Interestingly, the compensatory role of T cells occurred only in patients with hematologic, but not solid, malignancies.
The authors state, “CD8 T cells likely play an important role in the setting of quantitative and qualitative B cell dysfunction in patients with lymphoma, multiple myeloma and leukemia undergoing alphaCD20 therapy, chemotherapy or Bruton tyrosine kinase inhibition.”
Dr. Huang added, “Cancer patients, even hematologic cancer patients should be vaccinated – even if they don’t develop antibody responses. T cell immunity could be important.”

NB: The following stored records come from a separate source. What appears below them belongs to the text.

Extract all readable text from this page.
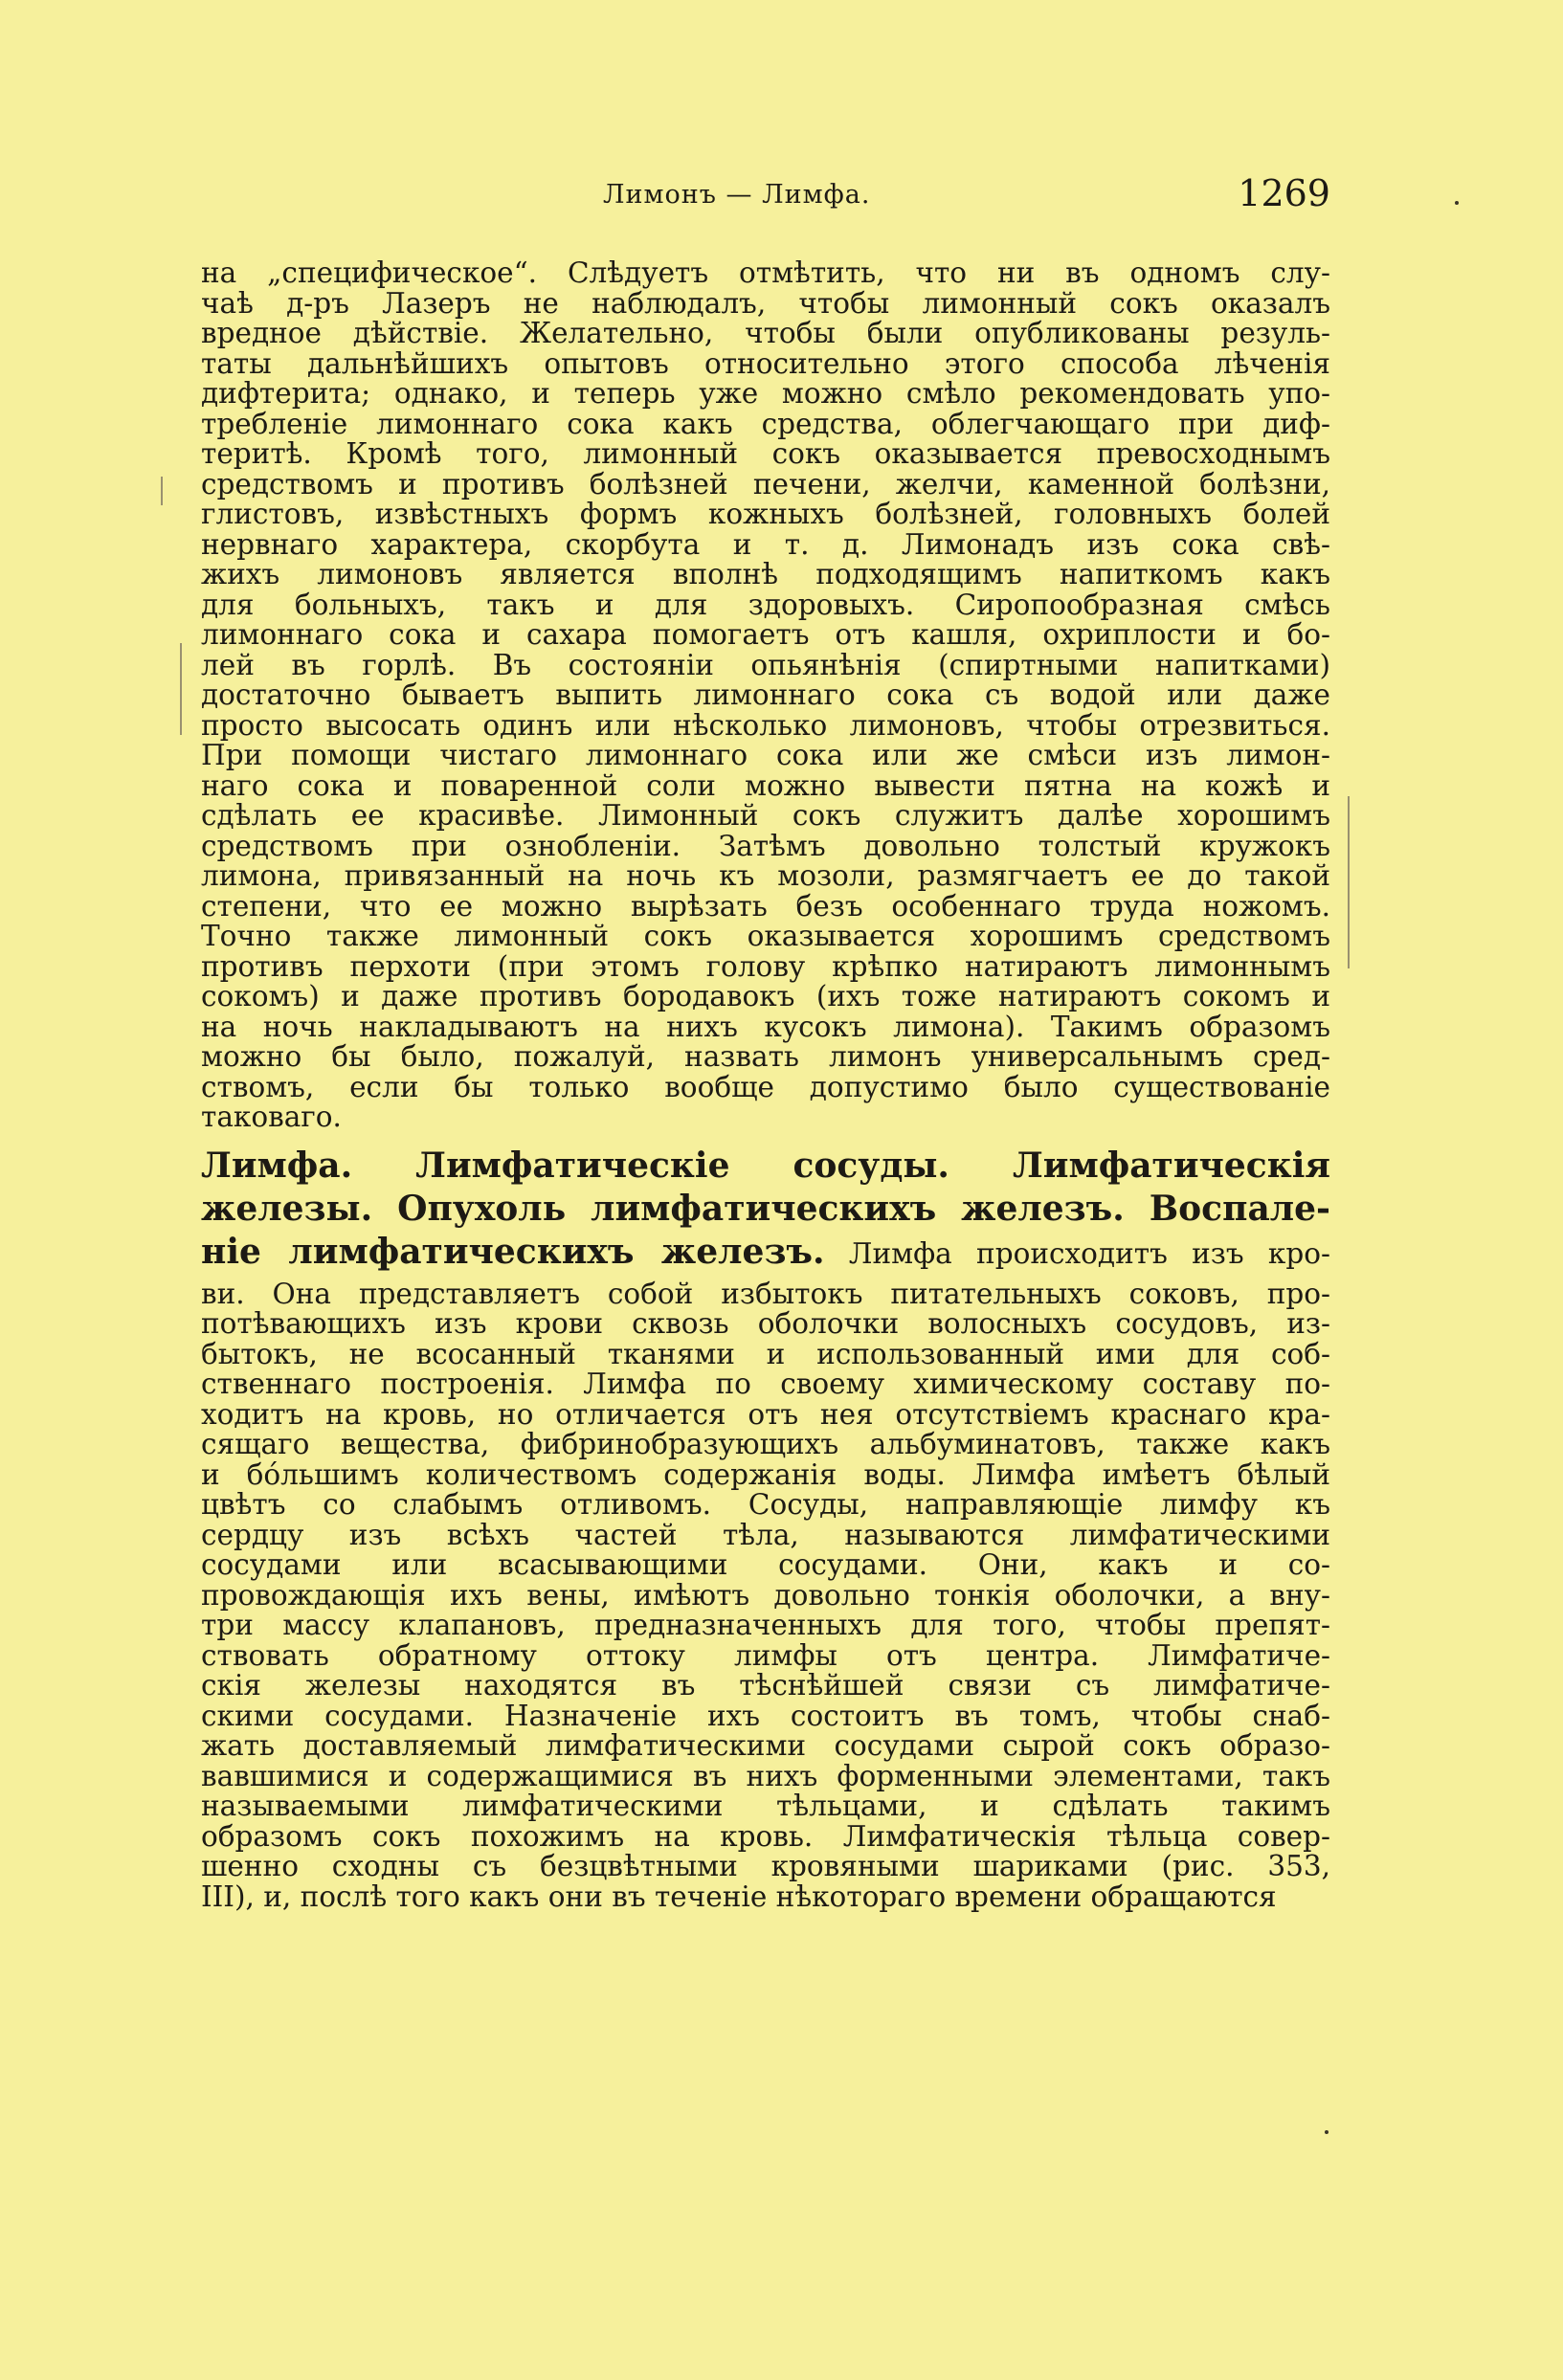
Лимонъ — Лимфа.	1269
на „специфическое“. Слѣдуетъ отмѣтить, что ни въ одномъ слу-
чаѣ д-ръ Лазеръ не наблюдалъ, чтобы лимонный сокъ оказалъ
вредное дѣйствіе. Желательно, чтобы были опубликованы резуль-
таты дальнѣйшихъ опытовъ относительно этого способа лѣченія
дифтерита; однако, и теперь уже можно смѣло рекомендовать упо-
требленіе лимоннаго сока какъ средства, облегчающаго при диф-
теритѣ. Кромѣ того, лимонный сокъ оказывается превосходнымъ
средствомъ и противъ болѣзней печени, желчи, каменной болѣзни,
глистовъ, извѣстныхъ формъ кожныхъ болѣзней, головныхъ болей
нервнаго характера, скорбута и т. д. Лимонадъ изъ сока свѣ-
жихъ лимоновъ является вполнѣ подходящимъ напиткомъ какъ
для больныхъ, такъ и для здоровыхъ. Сиропообразная смѣсь
лимоннаго сока и сахара помогаетъ отъ кашля, охриплости и бо-
лей въ горлѣ. Въ состояніи опьянѣнія (спиртными напитками)
достаточно бываетъ выпить лимоннаго сока съ водой или даже
просто высосать одинъ или нѣсколько лимоновъ, чтобы отрезвиться.
При помощи чистаго лимоннаго сока или же смѣси изъ лимон-
наго сока и поваренной соли можно вывести пятна на кожѣ и
сдѣлать ее красивѣе. Лимонный сокъ служитъ далѣе хорошимъ
средствомъ при ознобленіи. Затѣмъ довольно толстый кружокъ
лимона, привязанный на ночь къ мозоли, размягчаетъ ее до такой
степени, что ее можно вырѣзать безъ особеннаго труда ножомъ.
Точно также лимонный сокъ оказывается хорошимъ средствомъ
противъ перхоти (при этомъ голову крѣпко натираютъ лимоннымъ
сокомъ) и даже противъ бородавокъ (ихъ тоже натираютъ сокомъ и
на ночь накладываютъ на нихъ кусокъ лимона). Такимъ образомъ
можно бы было, пожалуй, назвать лимонъ универсальнымъ сред-
ствомъ, если бы только вообще допустимо было существованіе
таковаго.
Лимфа. Лимфатическіе сосуды. Лимфатическія
железы. Опухоль лимфатическихъ железъ. Воспале-
ніе лимфатическихъ железъ. Лимфа происходитъ изъ кро-
ви. Она представляетъ собой избытокъ питательныхъ соковъ, про-
потѣвающихъ изъ крови сквозь оболочки волосныхъ сосудовъ, из-
бытокъ, не всосанный тканями и использованный ими для соб-
ственнаго построенія. Лимфа по своему химическому составу по-
ходитъ на кровь, но отличается отъ нея отсутствіемъ краснаго кра-
сящаго вещества, фибринобразующихъ альбуминатовъ, также какъ
и бо́льшимъ количествомъ содержанія воды. Лимфа имѣетъ бѣлый
цвѣтъ со слабымъ отливомъ. Сосуды, направляющіе лимфу къ
сердцу изъ всѣхъ частей тѣла, называются лимфатическими
сосудами или всасывающими сосудами. Они, какъ и со-
провождающія ихъ вены, имѣютъ довольно тонкія оболочки, а вну-
три массу клапановъ, предназначенныхъ для того, чтобы препят-
ствовать обратному оттоку лимфы отъ центра. Лимфатиче-
скія железы находятся въ тѣснѣйшей связи съ лимфатиче-
скими сосудами. Назначеніе ихъ состоитъ въ томъ, чтобы снаб-
жать доставляемый лимфатическими сосудами сырой сокъ образо-
вавшимися и содержащимися въ нихъ форменными элементами, такъ
называемыми лимфатическими тѣльцами, и сдѣлать такимъ
образомъ сокъ похожимъ на кровь. Лимфатическія тѣльца совер-
шенно сходны съ безцвѣтными кровяными шариками (рис. 353,
III), и, послѣ того какъ они въ теченіе нѣкотораго времени обращаются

Right now, he said, “We’re trying to understand what happens to antibody and T cell immunity after hematologic cancer patients recover from COVID-19 – how protected they are, despite having compromised B cells.”
Dr. Ryotaro Nakamura, a clinical professor in the division of Leukemia, and director, Center for Stem Cell Transplantation at City of Hope in Duarte, California, called the study “very helpful” from a clinical standpoint.
Nonetheless, he told Reuters Health by email, “A relatively small number of blood cancer patients were studied. The data need to be interpreted with caution given the heterogeneity and various treatments for blood cancers.”